Adjutantti is a low-energy 8-stories high A-class apartment building in Espoo, near Helsinki, Finland. Each of its 42 apartments has sophisticated individual smart home energy measurement, monitoring and control systems, which are designed to inform and influence the behavior of residents in order to optimize their energy use.
In addition to that, the property has its own distributed energy production with solar panels and elevator break energy generators.
The Adjutantti building is part of a new urban living concept being developed by construction company Skanska, energy utility Fortum, and ABB.
Real-Time Data of Individual Consumption and Distributed Energy Production
The building's solar energy system consists of 136m2 of roof-mounted panels. The system produces annually around 20,000 kWh of energy, which equates to approximately 20 percent of the building’s electrical requirements for the common facilities. Surplus energy is used to supply the building’s electrical vehicle charging stations or is supplied to Fortum’s electricity network.
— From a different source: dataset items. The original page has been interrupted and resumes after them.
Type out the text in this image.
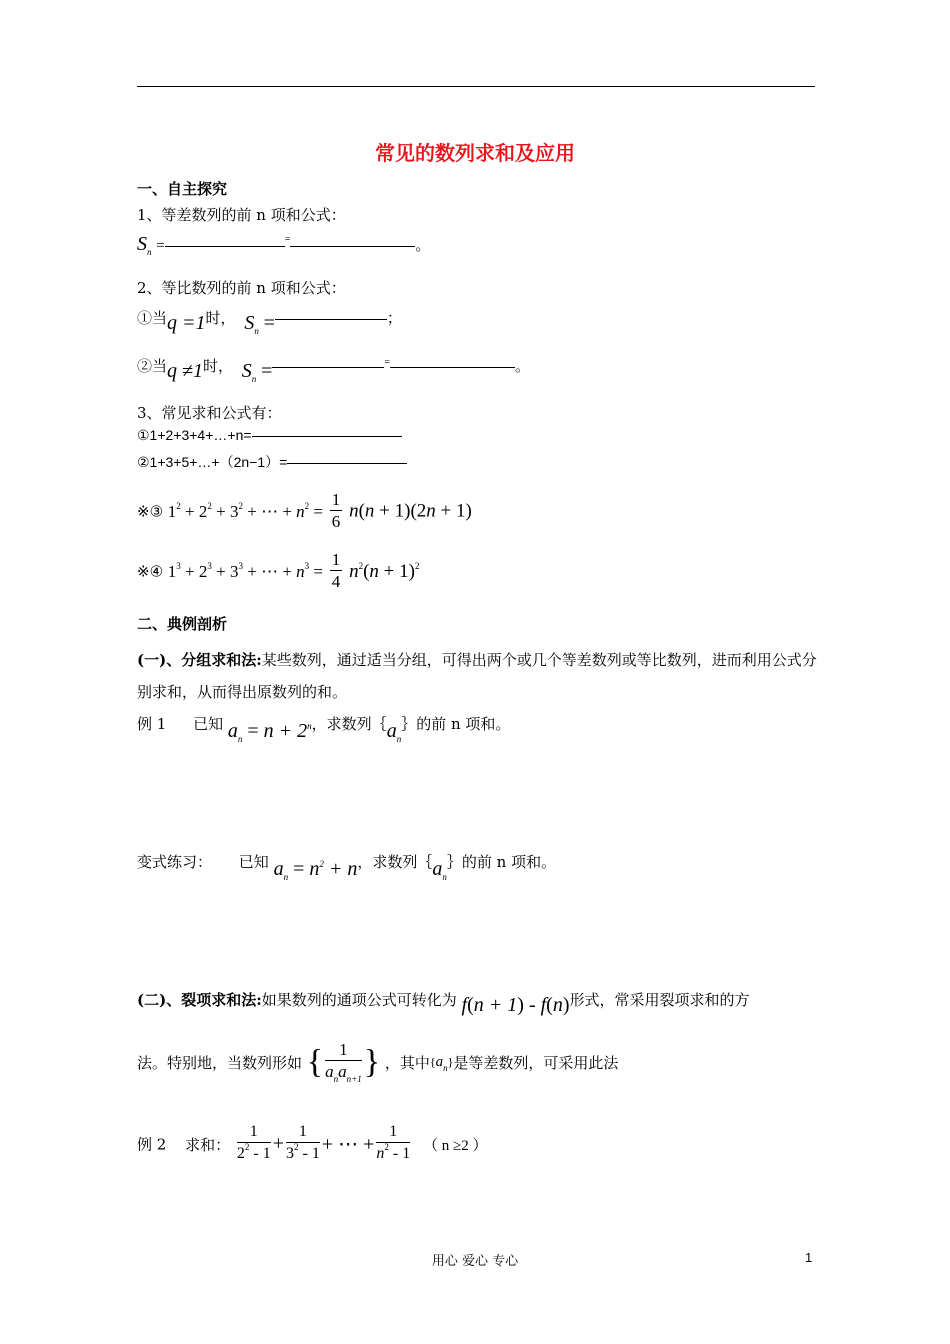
常见的数列求和及应用
一、自主探究
1、等差数列的前 n 项和公式：
$S_n$ =	=	。
2、等比数列的前 n 项和公式：
①当q =1时， $S_n$ =	；
②当q ≠1时， $S_n$ =	=	。
3、常见求和公式有：
①1+2+3+4+…+n=
②1+3+5+…+（2n−1）=
※③ $1^2 + 2^2 + 3^2$ + ⋯ + $n^2 = \frac{1}{6} n(n + 1)(2n + 1)$
※④ $1^3 + 2^3 + 3^3$ + ⋯ + $n^3 = \frac{1}{4} n^2(n + 1)^2$
二、典例剖析
(一)、分组求和法:某些数列，通过适当分组，可得出两个或几个等差数列或等比数列，进而利用公式分别求和，从而得出原数列的和。
例 1 已知 $a_n = n + 2^n$，求数列$\{a_n\}$的前 n 项和。
变式练习： 已知 $a_n = n^2 + n$，求数列$\{a_n\}$的前 n 项和。
(二)、裂项求和法:如果数列的通项公式可转化为 f(n + 1) - f(n)形式，常采用裂项求和的方
法。特别地，当数列形如 { $\frac{1}{a_na_{n+1}}$ } ，其中$\{a_n\}$是等差数列，可采用此法
例 2 求和： $\frac{1}{2^2 - 1} + \frac{1}{3^2 - 1}$ + ⋯ + $\frac{1}{n^2 - 1}$ （ n ≥2 ）
用心 爱心 专心	1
The Adjutantti property elevators are provided by Kone. They are eco-efficient as they can change the down force energy when created back into electricity and feed it to the network. The re-created energy is monitored with the elevator connected sub metering and the information will be available from the BaseN Platform in a suitable format.
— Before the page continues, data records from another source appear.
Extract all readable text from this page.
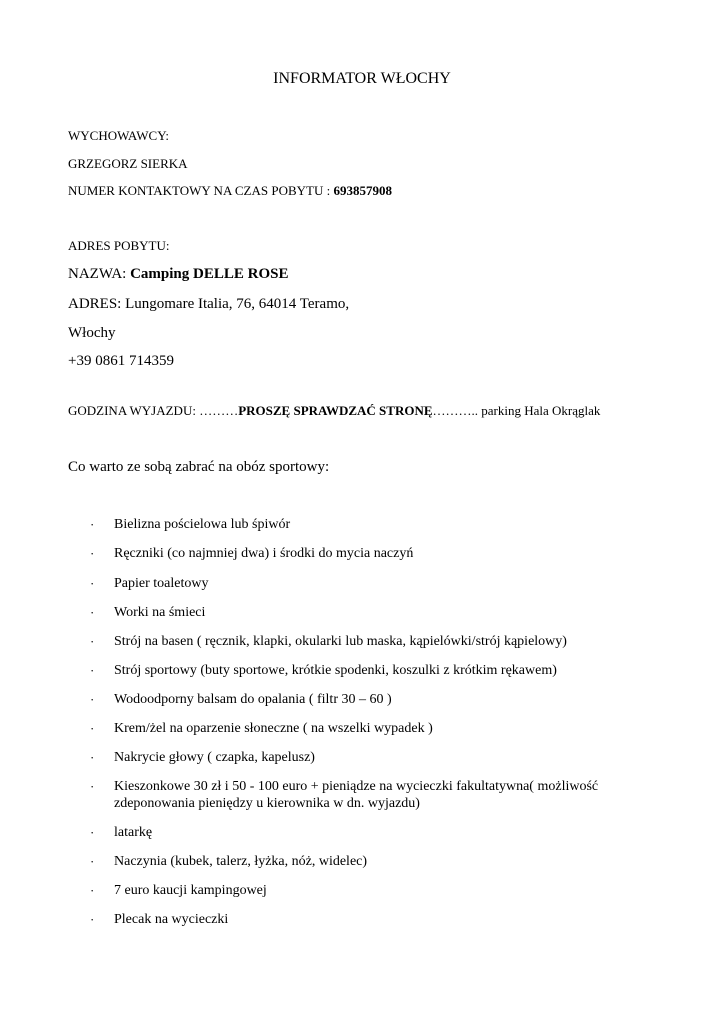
INFORMATOR WŁOCHY
WYCHOWAWCY:
GRZEGORZ SIERKA
NUMER KONTAKTOWY NA CZAS POBYTU : 693857908
ADRES POBYTU:
NAZWA: Camping DELLE ROSE
ADRES: Lungomare Italia, 76, 64014 Teramo,
Włochy
+39 0861 714359
GODZINA WYJAZDU: ………PROSZĘ SPRAWDZAĆ STRONĘ……….. parking Hala Okrąglak
Co warto ze sobą zabrać na obóz sportowy:
· Bielizna pościelowa lub śpiwór
· Ręczniki (co najmniej dwa) i środki do mycia naczyń
· Papier toaletowy
· Worki na śmieci
· Strój na basen ( ręcznik, klapki, okularki lub maska, kąpielówki/strój kąpielowy)
· Strój sportowy (buty sportowe, krótkie spodenki, koszulki z krótkim rękawem)
· Wodoodporny balsam do opalania ( filtr 30 – 60 )
· Krem/żel na oparzenie słoneczne ( na wszelki wypadek )
· Nakrycie głowy ( czapka, kapelusz)
· Kieszonkowe 30 zł i 50 - 100 euro + pieniądze na wycieczki fakultatywna( możliwość
zdeponowania pieniędzy u kierownika w dn. wyjazdu)
· latarkę
· Naczynia (kubek, talerz, łyżka, nóż, widelec)
· 7 euro kaucji kampingowej
· Plecak na wycieczki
Room temperatures and thermostats, lighting, and even individual wall sockets are monitored and controlled. ABB's KNX based home automation system can be operated within the unit and through the BaseN Platform home portal with a smart phone.
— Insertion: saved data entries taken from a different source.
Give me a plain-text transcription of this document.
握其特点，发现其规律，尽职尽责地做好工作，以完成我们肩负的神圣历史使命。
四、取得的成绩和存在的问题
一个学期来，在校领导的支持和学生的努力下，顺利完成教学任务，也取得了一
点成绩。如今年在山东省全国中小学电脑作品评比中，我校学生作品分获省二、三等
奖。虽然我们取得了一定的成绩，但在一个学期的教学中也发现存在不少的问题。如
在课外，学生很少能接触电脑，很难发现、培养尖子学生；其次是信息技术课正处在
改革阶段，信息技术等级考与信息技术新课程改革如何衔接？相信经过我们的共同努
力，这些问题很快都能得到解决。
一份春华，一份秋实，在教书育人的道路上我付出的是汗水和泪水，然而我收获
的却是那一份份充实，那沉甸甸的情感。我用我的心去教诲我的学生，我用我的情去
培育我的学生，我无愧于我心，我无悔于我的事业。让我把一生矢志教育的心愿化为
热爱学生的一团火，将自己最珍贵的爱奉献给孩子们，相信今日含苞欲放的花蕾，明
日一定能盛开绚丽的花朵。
Main heating and lighting are controlled by KNX capable switches, and unit temperature is monitored with a KNX capable temperature sensor. The heating energy used in each apartment is measured from the central district heating connection with a Saint-Cobain meter. The meter gives as output the instantaneous heating energy flow to the apartment and BaseN Platform calculates the amount of heating energy used for the wanted period of time.
A pulse output enabled power meter (SchellCount) provides inhabitants with real-time information on their private electricity usage.
These basic features can be expanded, thanks to the bus solution and the BaseN Platform, to provide per room heating control and temperature sensing, and even controllable electric sockets.